Untitled (1980) by Jannis KounellisMagazzino Italian Art

In 1980, Jannis Kounellis exhibited a series of drawings that include expressive mask-like faces. Responding to the resurgence of figurative painting in the 1980s, Kounellis revived his practice of drawing to express his vision of art as action.

Using an expressionist style, Kounellis layered black ink in thick strokes. The skeletal faces cover the entire paper, creating a sense of angst and imprisonment inspired by Edvard Munch’s series, The Scream (1893–1910). These drawings are also reminiscent of Kounellis’s works in which the artist filled door frames with objects. Similar to his use of the double bed frame, the door for Kounellis was a primary reference to the fundamental and intimate dimensions of everyday life.

This work was made toward the end of a tumultuous period in Italy known as gli anni di piombo (the years of lead): a period defined by economic and political crisis, terrorism, and widespread unrest. The angst Kounellis captured in this work was timely.

Untitled Untitled (1989) by Jannis KounellisMagazzino Italian Art

Jannis Kounellis often included clothing, such as hats, coats and shoes in his work, which often seems to evoke ghostly presences.

In this untitled work, a pair of worn shoes—lived-in objects—speak to the human condition. The artist often wore shoes until their soles were worn out. Shoes refer to endless wandering, a recurring metaphor in culture and literature. The layers of lead footprints under the soles allude to the path Kounellis forged and to memories imprinted during his life.

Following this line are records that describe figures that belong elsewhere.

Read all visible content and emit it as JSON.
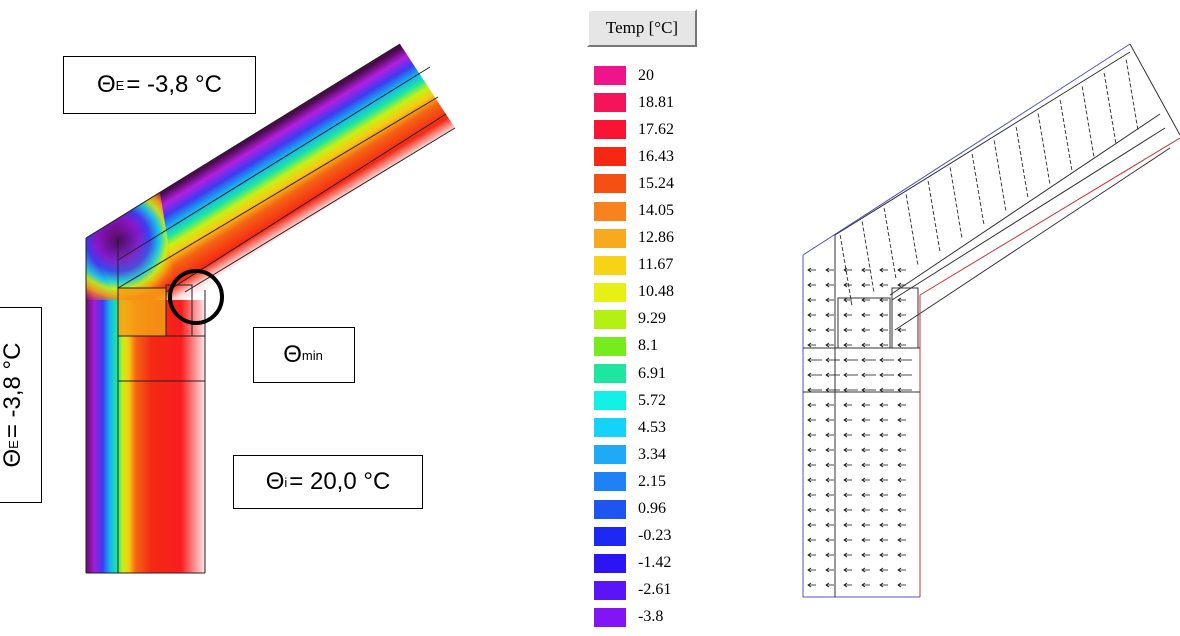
{
  "labels": {
    "theta_e_top": {
      "symbol": "Θ",
      "sub": "E",
      "text": " = -3,8 °C"
    },
    "theta_e_left": {
      "symbol": "Θ",
      "sub": "E",
      "text": " = -3,8 °C"
    },
    "theta_min": {
      "symbol": "Θ",
      "sub": "min",
      "text": ""
    },
    "theta_i": {
      "symbol": "Θ",
      "sub": "i",
      "text": " = 20,0 °C"
    }
  },
  "legend": {
    "title": "Temp [°C]",
    "items": [
      {
        "value": "20",
        "color": "#f0148c"
      },
      {
        "value": "18.81",
        "color": "#f5145a"
      },
      {
        "value": "17.62",
        "color": "#f81432"
      },
      {
        "value": "16.43",
        "color": "#f52814"
      },
      {
        "value": "15.24",
        "color": "#f55014"
      },
      {
        "value": "14.05",
        "color": "#f7821e"
      },
      {
        "value": "12.86",
        "color": "#f8aa1e"
      },
      {
        "value": "11.67",
        "color": "#f8d214"
      },
      {
        "value": "10.48",
        "color": "#e6f014"
      },
      {
        "value": "9.29",
        "color": "#b4f014"
      },
      {
        "value": "8.1",
        "color": "#78eb1e"
      },
      {
        "value": "6.91",
        "color": "#1ee6a0"
      },
      {
        "value": "5.72",
        "color": "#14f0e6"
      },
      {
        "value": "4.53",
        "color": "#14d2f8"
      },
      {
        "value": "3.34",
        "color": "#1eaaf5"
      },
      {
        "value": "2.15",
        "color": "#1e82f5"
      },
      {
        "value": "0.96",
        "color": "#1e55f0"
      },
      {
        "value": "-0.23",
        "color": "#1e28f5"
      },
      {
        "value": "-1.42",
        "color": "#2d14f5"
      },
      {
        "value": "-2.61",
        "color": "#5a14f5"
      },
      {
        "value": "-3.8",
        "color": "#8214f5"
      }
    ]
  }
}
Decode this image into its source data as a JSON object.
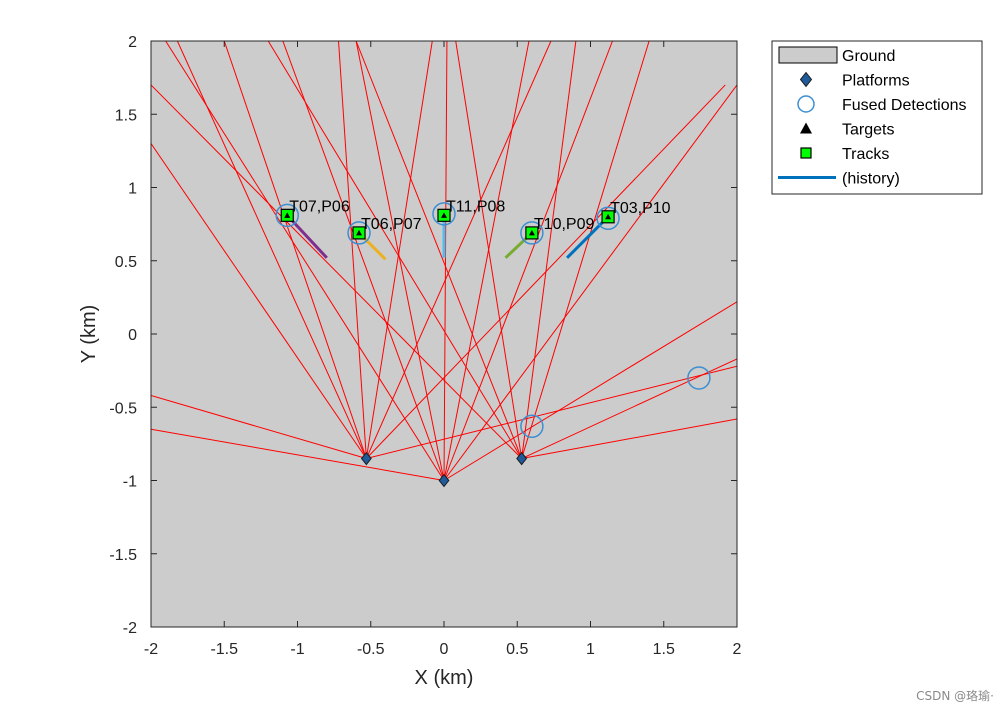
{
  "chart_data": {
    "type": "scatter",
    "title": "",
    "xlabel": "X (km)",
    "ylabel": "Y (km)",
    "xlim": [
      -2,
      2
    ],
    "ylim": [
      -2,
      2
    ],
    "xticks": [
      -2,
      -1.5,
      -1,
      -0.5,
      0,
      0.5,
      1,
      1.5,
      2
    ],
    "yticks": [
      -2,
      -1.5,
      -1,
      -0.5,
      0,
      0.5,
      1,
      1.5,
      2
    ],
    "grid": false,
    "legend_position": "outside-top-right",
    "colors": {
      "ground": "#cccccc",
      "rays": "#ff0000",
      "platform": "#1f5a99",
      "fused": "#3d8fd1",
      "track": "#00ff00",
      "target": "#000000"
    },
    "legend": [
      {
        "label": "Ground",
        "marker": "patch"
      },
      {
        "label": "Platforms",
        "marker": "diamond"
      },
      {
        "label": "Fused Detections",
        "marker": "circle"
      },
      {
        "label": "Targets",
        "marker": "triangle"
      },
      {
        "label": "Tracks",
        "marker": "square"
      },
      {
        "label": "(history)",
        "marker": "line"
      }
    ],
    "platforms": [
      {
        "x": -0.53,
        "y": -0.85
      },
      {
        "x": 0.0,
        "y": -1.0
      },
      {
        "x": 0.53,
        "y": -0.85
      }
    ],
    "rays": [
      {
        "from": [
          -0.53,
          -0.85
        ],
        "to": [
          -2.0,
          1.3
        ]
      },
      {
        "from": [
          -0.53,
          -0.85
        ],
        "to": [
          -1.82,
          2.0
        ]
      },
      {
        "from": [
          -0.53,
          -0.85
        ],
        "to": [
          -1.5,
          2.0
        ]
      },
      {
        "from": [
          -0.53,
          -0.85
        ],
        "to": [
          -0.72,
          2.0
        ]
      },
      {
        "from": [
          -0.53,
          -0.85
        ],
        "to": [
          -0.08,
          2.0
        ]
      },
      {
        "from": [
          -0.53,
          -0.85
        ],
        "to": [
          0.73,
          2.0
        ]
      },
      {
        "from": [
          -0.53,
          -0.85
        ],
        "to": [
          1.92,
          1.7
        ]
      },
      {
        "from": [
          -0.53,
          -0.85
        ],
        "to": [
          2.0,
          -0.22
        ]
      },
      {
        "from": [
          -0.53,
          -0.85
        ],
        "to": [
          -2.0,
          -0.42
        ]
      },
      {
        "from": [
          0.0,
          -1.0
        ],
        "to": [
          -1.9,
          2.0
        ]
      },
      {
        "from": [
          0.0,
          -1.0
        ],
        "to": [
          -1.1,
          2.0
        ]
      },
      {
        "from": [
          0.0,
          -1.0
        ],
        "to": [
          -0.6,
          2.0
        ]
      },
      {
        "from": [
          0.0,
          -1.0
        ],
        "to": [
          0.02,
          2.0
        ]
      },
      {
        "from": [
          0.0,
          -1.0
        ],
        "to": [
          0.58,
          2.0
        ]
      },
      {
        "from": [
          0.0,
          -1.0
        ],
        "to": [
          1.15,
          2.0
        ]
      },
      {
        "from": [
          0.0,
          -1.0
        ],
        "to": [
          2.0,
          1.7
        ]
      },
      {
        "from": [
          0.0,
          -1.0
        ],
        "to": [
          2.0,
          0.22
        ]
      },
      {
        "from": [
          0.0,
          -1.0
        ],
        "to": [
          -2.0,
          -0.65
        ]
      },
      {
        "from": [
          0.53,
          -0.85
        ],
        "to": [
          -2.0,
          1.7
        ]
      },
      {
        "from": [
          0.53,
          -0.85
        ],
        "to": [
          -1.2,
          2.0
        ]
      },
      {
        "from": [
          0.53,
          -0.85
        ],
        "to": [
          -0.6,
          2.0
        ]
      },
      {
        "from": [
          0.53,
          -0.85
        ],
        "to": [
          0.08,
          2.0
        ]
      },
      {
        "from": [
          0.53,
          -0.85
        ],
        "to": [
          0.9,
          2.0
        ]
      },
      {
        "from": [
          0.53,
          -0.85
        ],
        "to": [
          1.4,
          2.0
        ]
      },
      {
        "from": [
          0.53,
          -0.85
        ],
        "to": [
          2.0,
          -0.17
        ]
      },
      {
        "from": [
          0.53,
          -0.85
        ],
        "to": [
          2.0,
          -0.58
        ]
      }
    ],
    "fused_detections": [
      {
        "x": -1.07,
        "y": 0.81
      },
      {
        "x": -0.58,
        "y": 0.69
      },
      {
        "x": 0.0,
        "y": 0.82
      },
      {
        "x": 0.6,
        "y": 0.69
      },
      {
        "x": 1.12,
        "y": 0.79
      },
      {
        "x": 0.6,
        "y": -0.63
      },
      {
        "x": 1.74,
        "y": -0.3
      }
    ],
    "tracks": [
      {
        "label": "T07,P06",
        "x": -1.07,
        "y": 0.81,
        "history": [
          [
            -1.07,
            0.81
          ],
          [
            -0.8,
            0.52
          ]
        ],
        "history_color": "#7e2f8e"
      },
      {
        "label": "T06,P07",
        "x": -0.58,
        "y": 0.69,
        "history": [
          [
            -0.58,
            0.69
          ],
          [
            -0.4,
            0.51
          ]
        ],
        "history_color": "#edb120"
      },
      {
        "label": "T11,P08",
        "x": 0.0,
        "y": 0.81,
        "history": [
          [
            0.0,
            0.81
          ],
          [
            0.0,
            0.52
          ]
        ],
        "history_color": "#4dbeee"
      },
      {
        "label": "T10,P09",
        "x": 0.6,
        "y": 0.69,
        "history": [
          [
            0.6,
            0.69
          ],
          [
            0.42,
            0.52
          ]
        ],
        "history_color": "#77ac30"
      },
      {
        "label": "T03,P10",
        "x": 1.12,
        "y": 0.8,
        "history": [
          [
            1.12,
            0.8
          ],
          [
            0.84,
            0.52
          ]
        ],
        "history_color": "#0072bd"
      }
    ]
  },
  "watermark": "CSDN @珞瑜·"
}
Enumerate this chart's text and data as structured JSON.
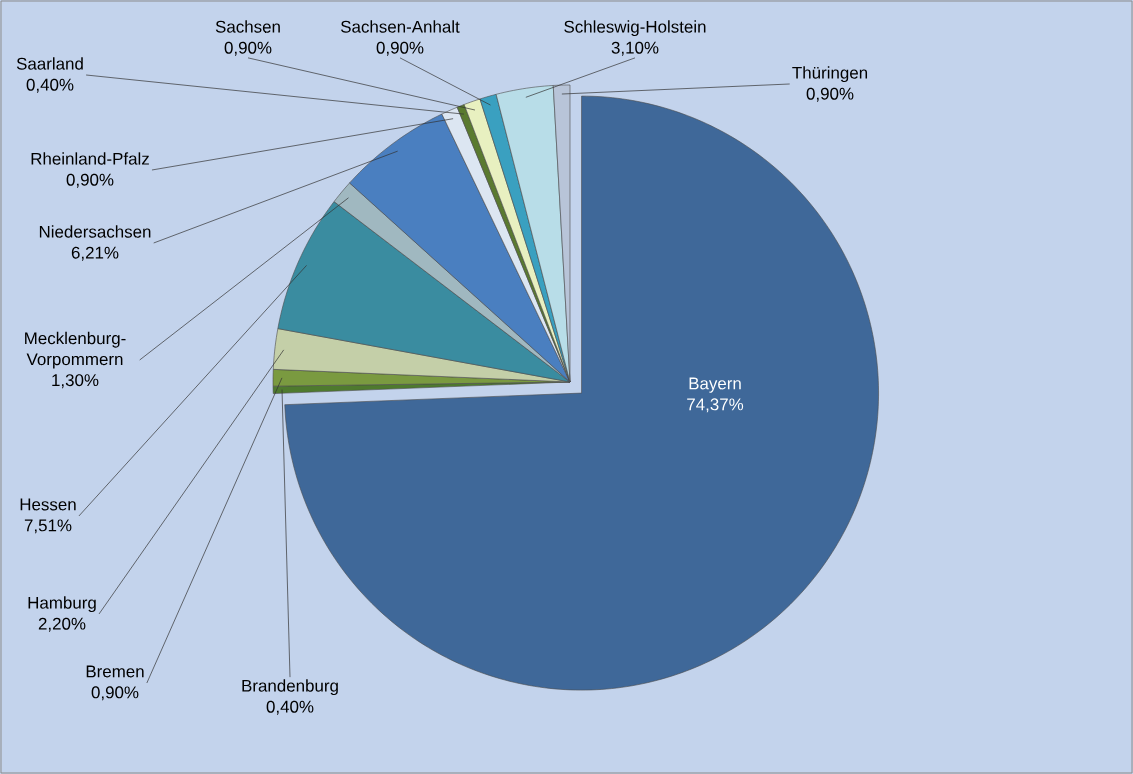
{
  "chart_data": {
    "type": "pie",
    "categories": [
      "Bayern",
      "Brandenburg",
      "Bremen",
      "Hamburg",
      "Hessen",
      "Mecklenburg-Vorpommern",
      "Niedersachsen",
      "Rheinland-Pfalz",
      "Saarland",
      "Sachsen",
      "Sachsen-Anhalt",
      "Schleswig-Holstein",
      "Thüringen"
    ],
    "values": [
      74.37,
      0.4,
      0.9,
      2.2,
      7.51,
      1.3,
      6.21,
      0.9,
      0.4,
      0.9,
      0.9,
      3.1,
      0.9
    ],
    "value_labels": [
      "74,37%",
      "0,40%",
      "0,90%",
      "2,20%",
      "7,51%",
      "1,30%",
      "6,21%",
      "0,90%",
      "0,40%",
      "0,90%",
      "0,90%",
      "3,10%",
      "0,90%"
    ],
    "colors": [
      "#3f6899",
      "#4e7a2e",
      "#7a9a40",
      "#c4cfa8",
      "#3a8ca0",
      "#a0b8c0",
      "#4a7fc0",
      "#dce6f2",
      "#5a7a30",
      "#e8f0c0",
      "#3aa0c0",
      "#b8dde8",
      "#b8c4d8"
    ]
  }
}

The weight of the lead symbolizes the heavy burden of the human condition. The use of bourgeois clothing references the literary image of the 19th-century middle-class man whose crisis represents the modern social and political tragedy, as in Bertolt Brecht’s plays.

Eos (The Dawn) Eos (The Dawn) (1997) by Luciano FabroMagazzino Italian Art

Luciano Fabro’s work from the 1990s elaborates on his interest in classical iconography. In this work, the columns recall ancient relics of the past. It revives Greek myths as well as materials and practices of the old masters’ tradition, through which the artist insisted upon the eternal contemporaneity of symbols and art.

Eos (L’Aurora) is composed of two marble columns, positioned adjacent to one another on the floor of the gallery. The work refers to Eos, the goddess of the dawn, a female being who regenerates herself each day at daybreak. Her myth is linked to the creation of the cosmos and all elements of nature, such as the sun and the sky. The opposition between white and black marbles and the gold-painted globes refer to the cosmos. They also refer to the transition from day to night symbolized by Eos. Legend has it that Eos had a love affair with the god Ares, causing the jealous Aphrodite to condemn her to have an insatiable sexual desire. This work was first exhibited with inflated condoms, which alluded to the legend of Eos and suggested a reflection on the HIV/AIDS crisis.